A quote was sent to me a few weeks ago and I keep going back to it, "When you feel like giving up, remember then why you held on so long". I feel like giving up so many times because so many times I feel beat down and defeated each day, with each bad news we receive. But Nathan is sooooooooo worth hanging on and fighting for! God is going to see us all three through this and HE will be the one to get the glory! It will be nothing I nor Casey did, and definitely nothing anyone in Guatemala did!

So, WE will continue to wait. WE will continue to be beat down if WE have to. God knows US and knows our limits. WE trust Him and only Him to see us through.

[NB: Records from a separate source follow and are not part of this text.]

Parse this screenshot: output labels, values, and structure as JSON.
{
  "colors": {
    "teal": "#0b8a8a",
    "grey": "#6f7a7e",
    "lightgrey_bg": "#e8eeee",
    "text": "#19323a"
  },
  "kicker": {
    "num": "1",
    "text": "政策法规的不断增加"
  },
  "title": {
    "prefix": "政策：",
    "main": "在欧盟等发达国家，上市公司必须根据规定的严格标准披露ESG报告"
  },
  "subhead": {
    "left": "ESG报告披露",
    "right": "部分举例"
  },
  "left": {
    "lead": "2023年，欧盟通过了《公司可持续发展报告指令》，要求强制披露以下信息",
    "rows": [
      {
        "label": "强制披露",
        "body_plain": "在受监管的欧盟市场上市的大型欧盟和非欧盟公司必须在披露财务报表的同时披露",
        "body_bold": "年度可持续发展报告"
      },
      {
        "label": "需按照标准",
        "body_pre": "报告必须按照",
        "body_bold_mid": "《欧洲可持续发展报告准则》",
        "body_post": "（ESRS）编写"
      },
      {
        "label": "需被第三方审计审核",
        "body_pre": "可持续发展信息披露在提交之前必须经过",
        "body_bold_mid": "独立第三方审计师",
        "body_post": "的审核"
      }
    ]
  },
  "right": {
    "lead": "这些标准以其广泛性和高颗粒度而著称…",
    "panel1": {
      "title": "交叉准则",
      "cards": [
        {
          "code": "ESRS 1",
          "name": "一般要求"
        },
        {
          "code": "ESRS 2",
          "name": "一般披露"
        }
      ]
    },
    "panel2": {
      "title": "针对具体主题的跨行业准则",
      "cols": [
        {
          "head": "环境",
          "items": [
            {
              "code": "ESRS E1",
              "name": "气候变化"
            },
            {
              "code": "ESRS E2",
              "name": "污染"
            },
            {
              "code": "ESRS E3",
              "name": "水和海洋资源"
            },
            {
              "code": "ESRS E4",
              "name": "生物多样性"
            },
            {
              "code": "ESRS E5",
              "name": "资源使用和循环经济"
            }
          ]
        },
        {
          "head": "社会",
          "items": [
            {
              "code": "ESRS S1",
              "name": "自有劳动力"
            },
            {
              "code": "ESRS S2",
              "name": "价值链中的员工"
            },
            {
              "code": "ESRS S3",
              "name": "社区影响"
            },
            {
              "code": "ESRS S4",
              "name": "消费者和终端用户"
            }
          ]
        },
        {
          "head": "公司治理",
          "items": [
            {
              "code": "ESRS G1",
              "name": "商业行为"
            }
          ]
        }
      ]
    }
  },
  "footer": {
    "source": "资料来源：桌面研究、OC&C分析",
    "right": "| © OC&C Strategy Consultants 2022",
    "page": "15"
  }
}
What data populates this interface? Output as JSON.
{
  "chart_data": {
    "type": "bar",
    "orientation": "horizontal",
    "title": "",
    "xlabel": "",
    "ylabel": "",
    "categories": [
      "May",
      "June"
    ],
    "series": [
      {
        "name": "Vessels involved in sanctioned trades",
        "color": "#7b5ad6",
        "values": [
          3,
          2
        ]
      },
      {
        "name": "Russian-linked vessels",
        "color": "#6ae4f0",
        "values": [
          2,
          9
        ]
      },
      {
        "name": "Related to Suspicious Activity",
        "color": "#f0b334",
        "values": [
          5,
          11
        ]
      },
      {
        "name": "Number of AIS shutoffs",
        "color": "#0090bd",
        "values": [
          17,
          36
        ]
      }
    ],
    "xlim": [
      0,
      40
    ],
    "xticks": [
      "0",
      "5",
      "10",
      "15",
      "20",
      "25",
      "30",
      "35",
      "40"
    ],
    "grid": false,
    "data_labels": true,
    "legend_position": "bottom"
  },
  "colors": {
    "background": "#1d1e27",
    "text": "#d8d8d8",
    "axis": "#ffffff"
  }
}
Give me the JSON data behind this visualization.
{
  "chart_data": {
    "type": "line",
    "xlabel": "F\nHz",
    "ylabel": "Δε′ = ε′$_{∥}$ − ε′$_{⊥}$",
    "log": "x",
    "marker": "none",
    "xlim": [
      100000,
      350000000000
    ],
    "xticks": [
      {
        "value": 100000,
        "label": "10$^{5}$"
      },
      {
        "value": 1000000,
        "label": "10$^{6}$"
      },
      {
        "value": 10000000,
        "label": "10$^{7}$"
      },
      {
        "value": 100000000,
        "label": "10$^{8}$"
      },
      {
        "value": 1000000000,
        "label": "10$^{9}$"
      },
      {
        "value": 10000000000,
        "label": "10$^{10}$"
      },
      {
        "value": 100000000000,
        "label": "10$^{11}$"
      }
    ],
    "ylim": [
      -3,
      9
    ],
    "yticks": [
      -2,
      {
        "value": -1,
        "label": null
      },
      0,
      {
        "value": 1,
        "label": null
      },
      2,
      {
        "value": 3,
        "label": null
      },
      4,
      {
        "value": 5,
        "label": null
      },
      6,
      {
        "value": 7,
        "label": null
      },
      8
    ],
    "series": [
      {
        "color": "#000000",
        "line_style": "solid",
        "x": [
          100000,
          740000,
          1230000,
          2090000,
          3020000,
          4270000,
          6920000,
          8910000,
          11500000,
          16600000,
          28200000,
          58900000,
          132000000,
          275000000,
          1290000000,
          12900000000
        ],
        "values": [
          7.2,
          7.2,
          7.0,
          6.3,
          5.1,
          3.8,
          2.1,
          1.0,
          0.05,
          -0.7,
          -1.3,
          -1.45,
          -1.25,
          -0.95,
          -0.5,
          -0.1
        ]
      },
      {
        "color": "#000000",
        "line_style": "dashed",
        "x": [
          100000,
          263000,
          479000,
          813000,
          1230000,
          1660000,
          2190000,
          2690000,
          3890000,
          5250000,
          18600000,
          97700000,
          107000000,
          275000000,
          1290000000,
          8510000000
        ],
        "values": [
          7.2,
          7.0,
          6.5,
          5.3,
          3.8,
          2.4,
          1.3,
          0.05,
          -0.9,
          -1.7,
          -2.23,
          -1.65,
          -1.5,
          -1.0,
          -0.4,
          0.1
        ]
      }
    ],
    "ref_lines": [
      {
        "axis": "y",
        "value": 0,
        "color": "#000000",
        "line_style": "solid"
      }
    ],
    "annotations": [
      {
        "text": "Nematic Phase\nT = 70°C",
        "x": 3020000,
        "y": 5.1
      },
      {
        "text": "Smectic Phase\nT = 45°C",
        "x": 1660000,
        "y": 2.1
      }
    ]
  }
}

Thank you again for continuing to follow us on this LONG journey. I enjoy so much reading your comments (especially from people whom I have not heard or seen in ages;) and 'strangers' who have stumbled upon this blog). Your words are so encouraging to us at this point in the journey!

Praying without ceasing,
~Stephanie

Thursday, August 07, 2008

i won't give up!


I will not give up. I will keep fighting. You are our son, Our gift from God. He is our source of strength and peace. We love you baby boy. God is going to bring you home to us...

Tuesday, August 05, 2008

still amazed...


God still amazes me... I can't tell you how many times 'strangers' come up to me and tell me they are praying for me and my family- THANK YOU! It makes my day and fills my heart with joy to meet you each time and see your faces. God is so good.

As we continue our wait... God is working on us. For what, I am not sure, but I know he is working. I feel it! I am open and ready. I am at peace with where we are. Don't get me wrong, I still want my boy home NOW, but I trust God and know that he has brought us to this point and he is going to see us through. I am so thankful for what I have seen. I will never be the same. There are so many things I want to share and so many thought, but I am not sure how to put them into words...

Please continue to pray. We continue to be in communication with our social worker, but not a whole lot has changed. Basically the courts do not know what to do with our case, but God does. Pray that their eyes and hearts will be opened and soon. Our boy needs to come home. My mind starts to worry about the drastic changes he will have to make the longer he stays in the orphanage. But God will take care of him. Thank you so much for faithfully following our journey and praying for us. What a joyous celebration it will be when our son finally comes home...forever.



"Taste and see that the Lord is good. Oh, the joys of those who trust in him!"
Psalm 34:8

"But God knows the way that I take;
when he has tested me, I will come forth as gold."